Het inmiddels bekende verhaal[1] van Tim de Greve over het verschoningsrecht en de zaak-Castor, dat hij voor een volle zaal met leden van de Jonge Balie op donderdag 23 januari in De Balie presenteerde, was zó ongelooflijk dat kranten het in eerste instantie niet durfden te publiceren. Anderhalf uur lang beschreef De Greve hoe opsporingsambtenaren de ene fout na de andere maakten, kennis namen van verschoningsgerechtigde informatie en er vervolgens – met hulp van de landsadvocaat – alles aan deden om de gemaakte fouten in de doofpot te stoppen. Van een vervalste IRS-brief[2] tot een training waarin getuigen werd aangeraden slaapmedicatie te nemen voorafgaand aan verhoren[3]: met rode oortjes luisterden de aanwezigen naar een verhaal dat meer weg leek te hebben van een spannend jongensboek dan van de werkelijkheid. Die pijnlijke en schokkende werkelijkheid is als gevolg van de door Stibbe gevoerde procedures nu gelukkig boven water gekomen.

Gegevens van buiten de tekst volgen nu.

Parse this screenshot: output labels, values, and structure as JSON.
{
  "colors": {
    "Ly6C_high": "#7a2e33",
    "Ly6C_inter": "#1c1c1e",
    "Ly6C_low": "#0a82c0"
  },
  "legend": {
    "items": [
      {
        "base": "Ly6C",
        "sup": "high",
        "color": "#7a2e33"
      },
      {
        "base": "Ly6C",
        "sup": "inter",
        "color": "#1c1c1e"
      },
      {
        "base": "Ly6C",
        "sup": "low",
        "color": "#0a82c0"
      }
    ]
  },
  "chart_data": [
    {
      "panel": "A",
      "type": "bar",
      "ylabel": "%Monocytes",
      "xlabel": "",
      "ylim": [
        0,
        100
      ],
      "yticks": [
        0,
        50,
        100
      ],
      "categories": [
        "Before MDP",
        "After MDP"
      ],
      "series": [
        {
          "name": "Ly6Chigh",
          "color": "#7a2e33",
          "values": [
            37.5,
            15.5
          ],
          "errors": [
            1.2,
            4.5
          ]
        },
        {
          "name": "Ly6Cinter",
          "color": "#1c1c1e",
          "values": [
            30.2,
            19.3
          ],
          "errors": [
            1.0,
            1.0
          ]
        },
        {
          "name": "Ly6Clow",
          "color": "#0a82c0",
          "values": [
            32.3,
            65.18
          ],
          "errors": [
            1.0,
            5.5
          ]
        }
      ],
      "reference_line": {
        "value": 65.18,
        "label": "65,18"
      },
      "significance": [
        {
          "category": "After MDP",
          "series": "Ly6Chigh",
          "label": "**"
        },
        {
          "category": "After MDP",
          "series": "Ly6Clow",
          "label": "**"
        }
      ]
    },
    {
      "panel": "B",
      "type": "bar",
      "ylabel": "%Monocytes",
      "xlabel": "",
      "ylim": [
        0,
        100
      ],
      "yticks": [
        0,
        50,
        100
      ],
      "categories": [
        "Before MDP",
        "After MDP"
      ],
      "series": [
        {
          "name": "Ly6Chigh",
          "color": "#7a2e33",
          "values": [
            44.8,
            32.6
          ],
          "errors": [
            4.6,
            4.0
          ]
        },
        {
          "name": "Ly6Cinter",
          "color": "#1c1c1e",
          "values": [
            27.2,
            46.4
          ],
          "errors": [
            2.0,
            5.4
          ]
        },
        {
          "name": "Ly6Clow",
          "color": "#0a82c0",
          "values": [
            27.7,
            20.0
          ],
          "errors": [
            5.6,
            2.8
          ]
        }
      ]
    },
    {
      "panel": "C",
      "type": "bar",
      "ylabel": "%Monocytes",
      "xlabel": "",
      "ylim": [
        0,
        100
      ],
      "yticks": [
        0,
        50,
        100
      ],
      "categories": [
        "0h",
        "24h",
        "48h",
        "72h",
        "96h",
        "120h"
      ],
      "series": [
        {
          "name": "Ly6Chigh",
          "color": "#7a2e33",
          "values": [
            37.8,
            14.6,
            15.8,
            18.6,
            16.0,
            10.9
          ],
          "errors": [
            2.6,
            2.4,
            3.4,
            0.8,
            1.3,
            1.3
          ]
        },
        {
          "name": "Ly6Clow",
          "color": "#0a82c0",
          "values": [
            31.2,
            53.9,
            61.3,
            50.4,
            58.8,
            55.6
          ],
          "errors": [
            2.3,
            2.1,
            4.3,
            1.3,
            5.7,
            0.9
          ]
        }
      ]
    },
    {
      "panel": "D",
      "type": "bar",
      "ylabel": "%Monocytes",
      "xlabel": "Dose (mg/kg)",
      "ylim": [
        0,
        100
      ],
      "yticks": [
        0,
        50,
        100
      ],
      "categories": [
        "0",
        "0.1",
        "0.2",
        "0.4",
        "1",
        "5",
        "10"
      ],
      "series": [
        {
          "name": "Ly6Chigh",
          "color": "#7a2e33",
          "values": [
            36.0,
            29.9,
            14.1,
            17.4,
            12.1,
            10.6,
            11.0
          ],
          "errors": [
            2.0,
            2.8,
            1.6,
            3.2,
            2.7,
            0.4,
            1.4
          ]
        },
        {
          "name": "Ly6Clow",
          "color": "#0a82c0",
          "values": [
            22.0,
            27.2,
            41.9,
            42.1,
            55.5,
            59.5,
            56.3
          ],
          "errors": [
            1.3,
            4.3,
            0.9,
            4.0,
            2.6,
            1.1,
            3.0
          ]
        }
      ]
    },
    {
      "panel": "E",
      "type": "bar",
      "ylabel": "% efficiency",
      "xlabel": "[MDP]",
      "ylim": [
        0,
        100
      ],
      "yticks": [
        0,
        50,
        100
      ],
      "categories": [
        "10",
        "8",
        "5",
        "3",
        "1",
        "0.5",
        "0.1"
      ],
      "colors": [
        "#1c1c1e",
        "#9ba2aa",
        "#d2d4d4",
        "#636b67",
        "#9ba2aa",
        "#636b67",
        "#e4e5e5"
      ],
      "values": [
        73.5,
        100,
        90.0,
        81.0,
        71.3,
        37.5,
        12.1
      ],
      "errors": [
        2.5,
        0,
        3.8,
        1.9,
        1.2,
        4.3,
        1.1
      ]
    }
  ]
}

De in de zaak-Castor aan het licht gekomen bestendige – maar met onvoldoende  waarborgen omklede – werkwijze van het Openbaar Ministerie wijst volgens De Greve in de eerste plaats niet op een juridisch, maar een op psychologisch probleem binnen het OM en de Fiod. Het laat ook zien dat de afgelopen decennia van de zijde van de advocatuur onvoldoende kritisch en krachtig is opgetreden tegen de steeds maar verder gaande inbreuken door het OM. De genuanceerde houding die advocaten de afgelopen twee á drie decennia aannamen tegenover de rekkelijke omgang van het Openbare Ministerie met verschoningsgerechtigde informatie, heeft volgens De Greve in belangrijke mate dus bijgedragen aan het ontstaan van een werkwijze die van het verschoningsrecht nog maar weinig overlaat. Dat is volgens hem funest voor het vertrouwen in de advocatuur. Een toekomstige cliënt moet zich immers zonder vrees tot zijn of haar advocaat kunnen wenden in de zekerheid dat hetgeen zij hem of haar toevertrouwt daadwerkelijk geheim blijft. Dat vraagt om duidelijkheid en niet aan een nauwelijks te doorgronden web van rechtspraak, aldus De Greve.

De moraal die De Greve aan het spannende verhaal dat hij vertelde verbond, was dan ook dat het verschoningsrecht daadwerkelijk en krachtig beschermd moet worden. Verdere aanvallen van het OM op het verschoningsrecht moeten direct en energiek bestreden worden. De ontstane situatie vraagt dus niet alleen om betere regelgeving, maar ook om een strijdbaardere houding vanuit de advocatuur en de wil bij het opsporingsapparaat om het verschoningsrecht te respecteren. Onder druk van de 27 procedures die De Greve namens Stibbe tegen het Openbaar Ministerie en de landsadvocaat heeft gevoerd, capituleerde het Openbaar Ministerie vorig jaar in de zaak-Castor. Vermogensbeheerder Box wordt niet langer vervolgd, en Stibbe ontving naar verluidt een substantieel bedrag. In ruil daarvoor werden vrijwel alle procedures – op enkele tuchtklachten tegen een kantoorgenoot van de landsadvocaat en een Fiod medewerker na – ingetrokken. ‘De uitspraak van 12 maart 2024[4] van de Hoge Raad in de zaak van Stibbe is belangrijke stap in de goede richting voor het verschoningsrecht’, aldus De Greve, maar hij voegt daar direct aan toe ‘we zijn er nog lang niet’.

[1] Zie https://tuchtrecht.overheid.nl/zoeken/resultaat/uitspraak/2024/ECLI_NL_TADRSGR_2024_157, onder feiten voor een zakelijke weergave de feitenlijkheden.

[2] https://www.nrc.nl/nieuws/2019/07/05/adviseur-van-het-koningshuis-worstelt-al-tien-jaar-met-nepbrief-a3966282

[3] https://fd.nl/bedrijfsleven/1426009/hoe-een-groot-strafonderzoek-in-het-gezicht-van-het-om-ontplofte

[4] HR 12 maart 2024, ECLI:NL:HR:2024:375.